I’m canning on the road this month.  I packed up some *new* jars, the Ball Complete Book of Home Preserving from LAPL, a small bottle of commercial lemon juice and headed to West Hollywood.

I was really excited that this month’s produce coincided with my trip across town to Chez P+K.  It’s the first time I’ve gotten a chance to put up something homegrown from the backyard.  The backyard on the other side of the kitchen window.  Pam’s plants were producing aplenty.  I was all giddy knowing that she was setting aside some freshly plucked off the vine for me.  And my goodness, they were beautiful .

Oh, yeah.  I have new jars.  Non-Weck jars.  Surprise.  I knew that I wanted to can some of Pam’s tomatoes and leave them as a gift.  So, just to be super safe, I thought it might be a good move on my part to expand my jar-i-sphere.

I’d been looking through lots of canning books for recipes.  Simple, easy, SIMPLE recipes.  I really got into the Ball section on tomatoes.  I appreciated that the hefty section had the recipes separated by process, water-bath and pressure canner.  Thoughtfully explaining the use of commercial lemon juice to ensure proper acidity for water-bath canning, as well as, talking about all that separation anxiety.  It made me feel really confident and comfortable about what has probably been my easiest canning experience to date.

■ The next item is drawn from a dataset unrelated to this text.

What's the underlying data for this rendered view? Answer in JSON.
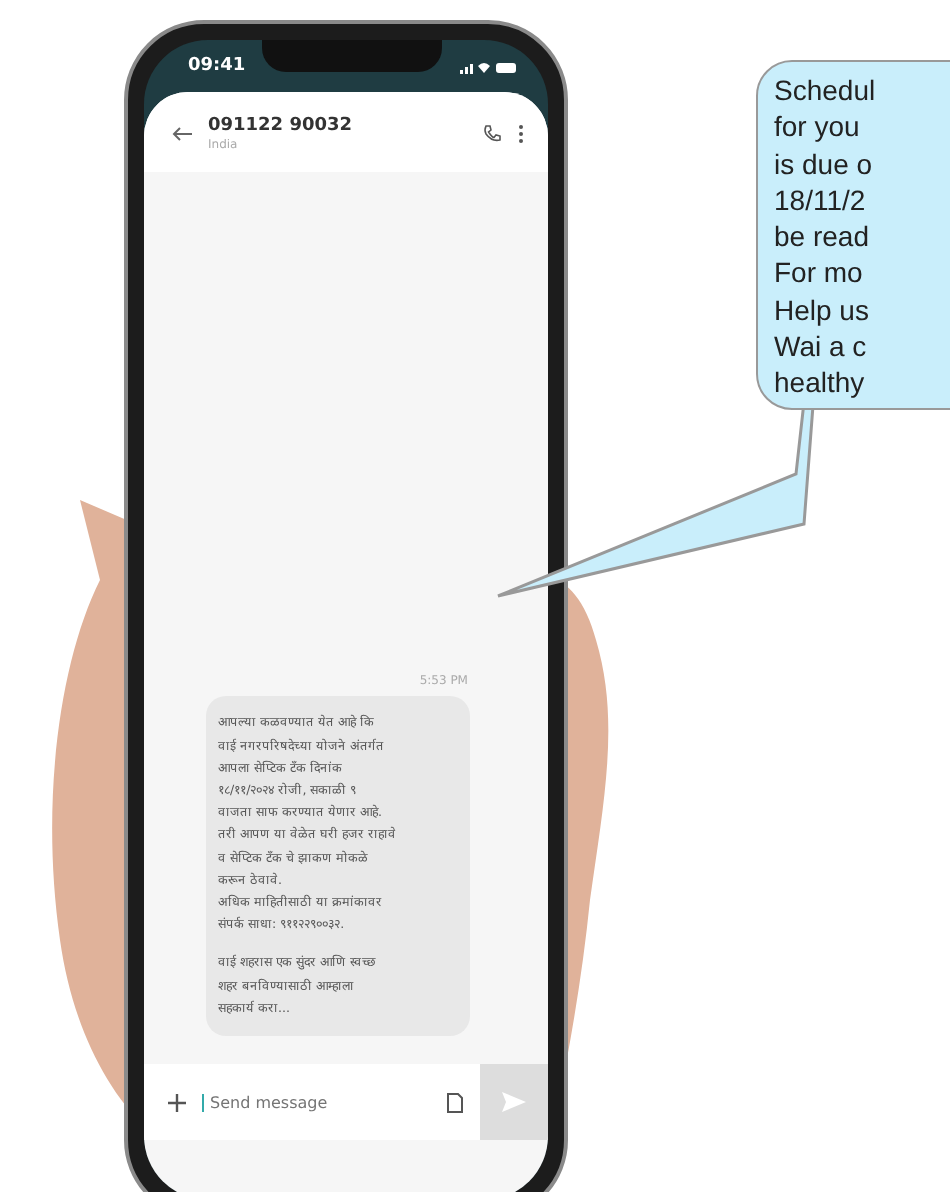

By now, you should know my middle name is “Can’t-Leave-Well-Enough-Alone.”  I did go off-book adding a fresh herb instead of the dried used in the Herbed Tomato recipes a few pages later.

Tomatoes Packed in Water

Umm, from the Ball Book…

Tomatoes
Commercial Lemon Juice
Kosher Salt

Prep your canner and sterilize your jars.
Wash those pretty tomatoes.
Set a pot of water to boil.  Set up a bowl of ice water.
Working in small batches, make a small X in the bottom of the tomatoes.  Put them in the boiling water for 30-60 seconds or until the skin starts to crack.
Place the tomatoes in the ice bath and peel off the skin.
Core the tomatoes.  You can leave them whole, halve or quarter them.
In a non-reactive pot/saucepan, add a layer of tomatoes.  Just cover with water.
Bring to a boil over medium-ish high heat.
When it begins to boil, lower temperature and cook for 5 minutes.
In the quart jars, place 2 tablespoons of commercial lemon juice. 1 teaspoon of salt.
In pint jars, add 1 tablespoon of commercial lemon juice and ½ teaspoon of salt.
Fill jars.  Use cooking water to top off tomatoes.  Leave a ½ inch of headspace.
Process 40 minutes for pints, 45 for quarts.

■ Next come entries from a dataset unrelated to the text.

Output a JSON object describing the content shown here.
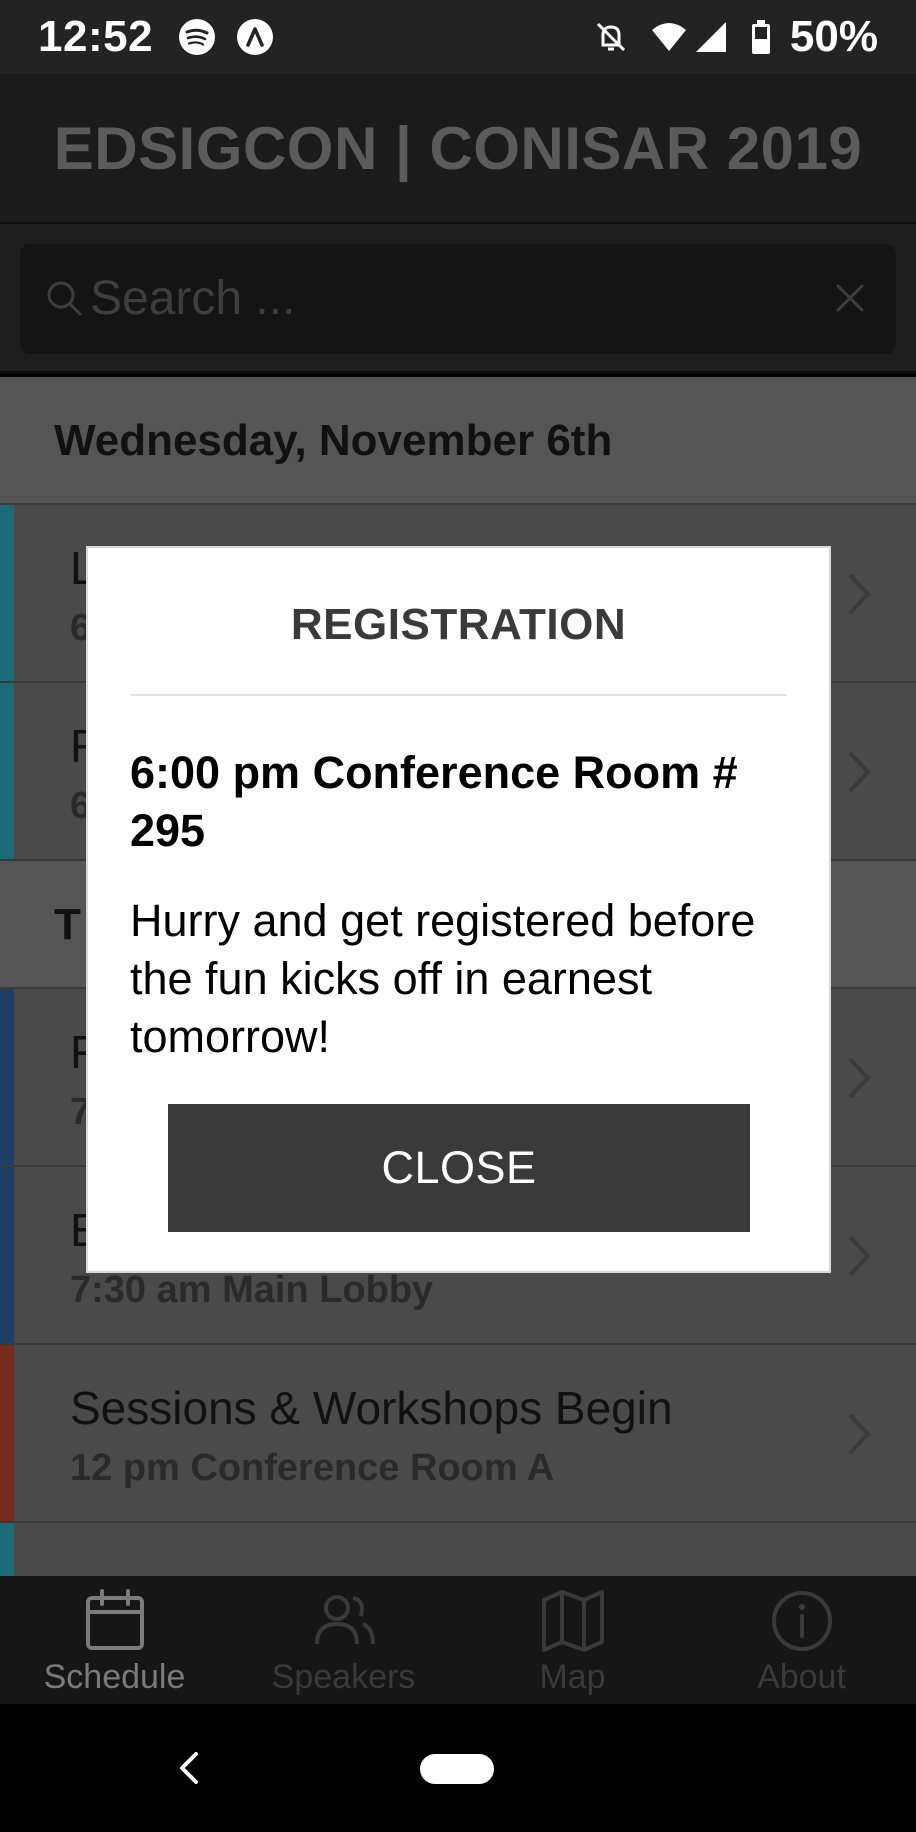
{
  "status_bar": {
    "time": "12:52",
    "battery": "50%",
    "icons": [
      "spotify-icon",
      "app-icon",
      "bell-off-icon",
      "wifi-icon",
      "signal-icon",
      "battery-icon"
    ]
  },
  "header": {
    "title": "EDSIGCON | CONISAR 2019"
  },
  "search": {
    "placeholder": "Search ..."
  },
  "schedule": {
    "day1": {
      "label": "Wednesday, November 6th",
      "sessions": [
        {
          "title": "L",
          "subtitle": "6",
          "track_color": "#1a6b75"
        },
        {
          "title": "R",
          "subtitle": "6",
          "track_color": "#1a6b75"
        }
      ]
    },
    "day2": {
      "label": "T",
      "sessions": [
        {
          "title": "F",
          "subtitle": "7",
          "track_color": "#1c3f66"
        },
        {
          "title": "E",
          "subtitle": "7:30 am Main Lobby",
          "track_color": "#1c3f66"
        },
        {
          "title": "Sessions & Workshops Begin",
          "subtitle": "12 pm Conference Room A",
          "track_color": "#7a2a1a"
        }
      ]
    }
  },
  "tabs": [
    {
      "label": "Schedule",
      "icon": "calendar-icon",
      "active": true
    },
    {
      "label": "Speakers",
      "icon": "people-icon",
      "active": false
    },
    {
      "label": "Map",
      "icon": "map-icon",
      "active": false
    },
    {
      "label": "About",
      "icon": "info-icon",
      "active": false
    }
  ],
  "dialog": {
    "title": "REGISTRATION",
    "subtitle": "6:00 pm Conference Room # 295",
    "message": "Hurry and get registered before the fun kicks off in earnest tomorrow!",
    "close_label": "CLOSE"
  }
}
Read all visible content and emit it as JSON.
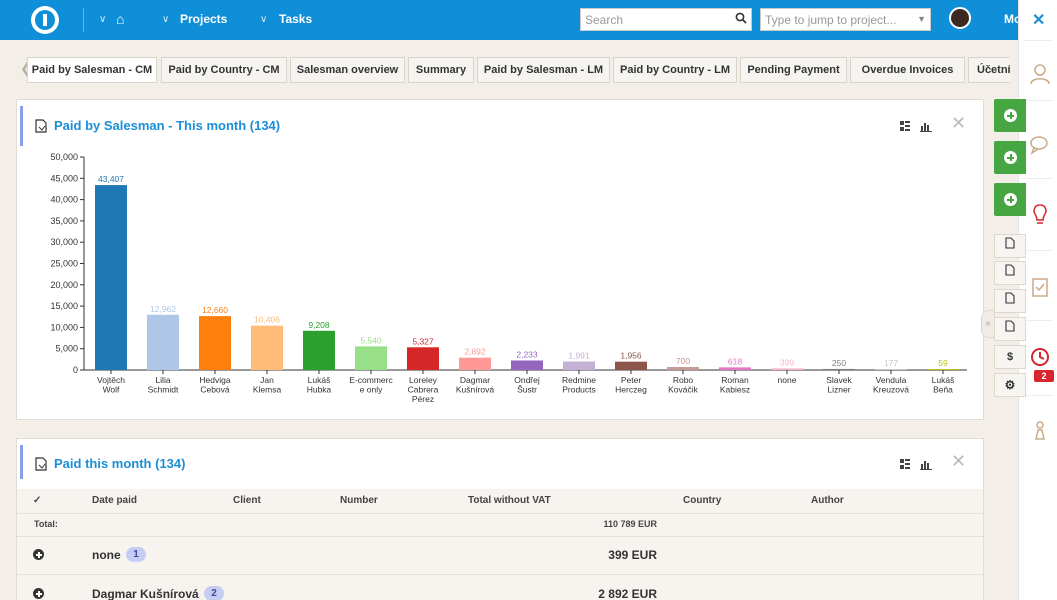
{
  "topbar": {
    "nav_projects": "Projects",
    "nav_tasks": "Tasks",
    "search_placeholder": "Search",
    "jump_placeholder": "Type to jump to project...",
    "user_name": "Mo",
    "home_icon": "home-icon",
    "brand_color": "#0f8fd8"
  },
  "tabs": [
    {
      "label": "Paid by Salesman - CM",
      "active": true
    },
    {
      "label": "Paid by Country - CM"
    },
    {
      "label": "Salesman overview"
    },
    {
      "label": "Summary"
    },
    {
      "label": "Paid by Salesman - LM"
    },
    {
      "label": "Paid by Country - LM"
    },
    {
      "label": "Pending Payment"
    },
    {
      "label": "Overdue Invoices"
    },
    {
      "label": "Účetní"
    }
  ],
  "chart_widget": {
    "title": "Paid by Salesman - This month (134)"
  },
  "chart_data": {
    "type": "bar",
    "categories": [
      "Vojtěch Wolf",
      "Lilia Schmidt",
      "Hedviga Cebová",
      "Jan Klemsa",
      "Lukáš Hubka",
      "E-commerce only",
      "Loreley Cabrera Pérez",
      "Dagmar Kušnírová",
      "Ondřej Šustr",
      "Redmine Products",
      "Peter Herczeg",
      "Robo Kováčik",
      "Roman Kabiesz",
      "none",
      "Slavek Lizner",
      "Vendula Kreuzová",
      "Lukáš Beňa"
    ],
    "category_lines": [
      [
        "Vojtěch",
        "Wolf"
      ],
      [
        "Lilia",
        "Schmidt"
      ],
      [
        "Hedviga",
        "Cebová"
      ],
      [
        "Jan",
        "Klemsa"
      ],
      [
        "Lukáš",
        "Hubka"
      ],
      [
        "E-commerc",
        "e only"
      ],
      [
        "Loreley",
        "Cabrera",
        "Pérez"
      ],
      [
        "Dagmar",
        "Kušnírová"
      ],
      [
        "Ondřej",
        "Šustr"
      ],
      [
        "Redmine",
        "Products"
      ],
      [
        "Peter",
        "Herczeg"
      ],
      [
        "Robo",
        "Kováčik"
      ],
      [
        "Roman",
        "Kabiesz"
      ],
      [
        "none"
      ],
      [
        "Slavek",
        "Lizner"
      ],
      [
        "Vendula",
        "Kreuzová"
      ],
      [
        "Lukáš",
        "Beňa"
      ]
    ],
    "values": [
      43407,
      12962,
      12660,
      10406,
      9208,
      5540,
      5327,
      2892,
      2233,
      1991,
      1956,
      700,
      618,
      399,
      250,
      177,
      59
    ],
    "value_labels": [
      "43,407",
      "12,962",
      "12,660",
      "10,406",
      "9,208",
      "5,540",
      "5,327",
      "2,892",
      "2,233",
      "1,991",
      "1,956",
      "700",
      "618",
      "399",
      "250",
      "177",
      "59"
    ],
    "colors": [
      "#1f77b4",
      "#aec7e8",
      "#ff7f0e",
      "#ffbb78",
      "#2ca02c",
      "#98df8a",
      "#d62728",
      "#ff9896",
      "#9467bd",
      "#c5b0d5",
      "#8c564b",
      "#c49c94",
      "#e377c2",
      "#f7b6d2",
      "#7f7f7f",
      "#c7c7c7",
      "#bcbd22"
    ],
    "yticks": [
      "0",
      "5,000",
      "10,000",
      "15,000",
      "20,000",
      "25,000",
      "30,000",
      "35,000",
      "40,000",
      "45,000",
      "50,000"
    ],
    "ylim": [
      0,
      50000
    ]
  },
  "table_widget": {
    "title": "Paid this month (134)",
    "headers": {
      "check": "✓",
      "date_paid": "Date paid",
      "client": "Client",
      "number": "Number",
      "total_without_vat": "Total without VAT",
      "country": "Country",
      "author": "Author"
    },
    "total_label": "Total:",
    "total_value": "110 789 EUR",
    "groups": [
      {
        "name": "none",
        "count": "1",
        "total": "399 EUR"
      },
      {
        "name": "Dagmar Kušnírová",
        "count": "2",
        "total": "2 892 EUR"
      }
    ]
  },
  "side_actions": {
    "dollar": "$"
  },
  "right_sidebar": {
    "clock_badge": "2"
  }
}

TheNikkiBits: So, yeah.  CLWEA added fresh basil and crushed red pepper to one quart of the tomatoes with the lemon juice and salt.  The other quart got ½ teaspoon of both ground cumin and coriander.  From a bottle.  Not my first choice, but hey I wasn’t at home and I was feeling inspired.  I threw in a few black peppercorns, as well.  I had some left over cooking water.  By itself, it was AMAzing.  Fragrant, with a surprising depth.  Used it to fill out my go-to tomato and goat cheese pasta sauce.

What’sNext: Okay.  I really want it to be winter.  But, wait.  I need put up lots more jars of tomatoes, first.  I can’t wait to get home and put cumin seeds in the mortar and pestle.  I want to make chili and curries and MMMmmm…  Wow. I’m hungry and excited.  First, though, I’m going to put up a couple of quarts of tomatoes for Pam.  Simple and Plain.  CLWEA is going to be locked in a room somewhere.

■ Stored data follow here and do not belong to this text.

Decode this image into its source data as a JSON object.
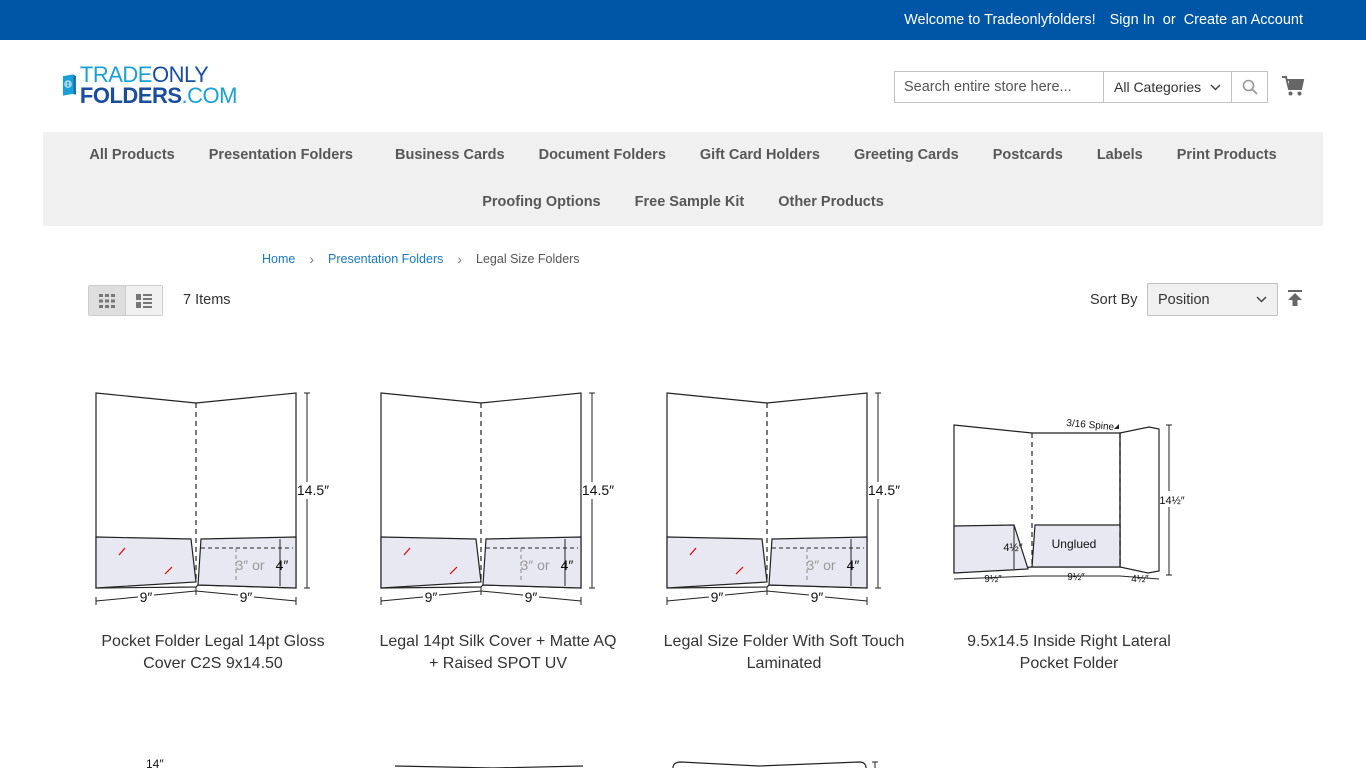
{
  "topbar": {
    "welcome": "Welcome to Tradeonlyfolders!",
    "sign_in": "Sign In",
    "or": "or",
    "create_account": "Create an Account"
  },
  "logo": {
    "line1a": "TRADE",
    "line1b": "ONLY",
    "line2a": "FOLDERS",
    "line2b": ".COM"
  },
  "search": {
    "placeholder": "Search entire store here...",
    "category": "All Categories"
  },
  "nav": {
    "row1": [
      "All Products",
      "Presentation Folders",
      "Business Cards",
      "Document Folders",
      "Gift Card Holders",
      "Greeting Cards",
      "Postcards",
      "Labels",
      "Print Products"
    ],
    "row2": [
      "Proofing Options",
      "Free Sample Kit",
      "Other Products"
    ]
  },
  "breadcrumb": {
    "home": "Home",
    "category": "Presentation Folders",
    "current": "Legal Size Folders"
  },
  "toolbar": {
    "items_count": "7 Items",
    "sort_label": "Sort By",
    "sort_value": "Position"
  },
  "products": [
    {
      "name": "Pocket Folder Legal 14pt Gloss Cover C2S 9x14.50",
      "height_label": "14.5″",
      "width_left": "9″",
      "width_right": "9″",
      "pocket_text_a": "3″ or",
      "pocket_text_b": "4″"
    },
    {
      "name": "Legal 14pt Silk Cover + Matte AQ + Raised SPOT UV",
      "height_label": "14.5″",
      "width_left": "9″",
      "width_right": "9″",
      "pocket_text_a": "3″ or",
      "pocket_text_b": "4″"
    },
    {
      "name": "Legal Size Folder With Soft Touch Laminated",
      "height_label": "14.5″",
      "width_left": "9″",
      "width_right": "9″",
      "pocket_text_a": "3″ or",
      "pocket_text_b": "4″"
    },
    {
      "name": "9.5x14.5 Inside Right Lateral Pocket Folder",
      "spine_label": "3/16 Spine",
      "height_label": "14½″",
      "pocket_label": "4½″",
      "unglued": "Unglued",
      "w1": "9½″",
      "w2": "9½″",
      "w3": "4½″"
    }
  ],
  "partial_labels": {
    "p5_fragment": "14″"
  },
  "colors": {
    "topbar": "#0056a6",
    "nav_bg": "#f0f0f0",
    "link": "#1979c3",
    "pocket_fill": "#e8e8f2"
  }
}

While everything else we’ve done, during Tigress’ Can Jam this year, has been a fun and tasty learning experience, this really has been the month that makes better something I already do as opposed to hipping me to something new.  Ummm, Tinned Tomatoes.  See Ya!

My birthday is quickly approaching.  I think I need a food mill.  Hmmmm.  Mommy!

Nikki♥

LAPL – Los Angeles Public Library… I ♥ that place, hardcore.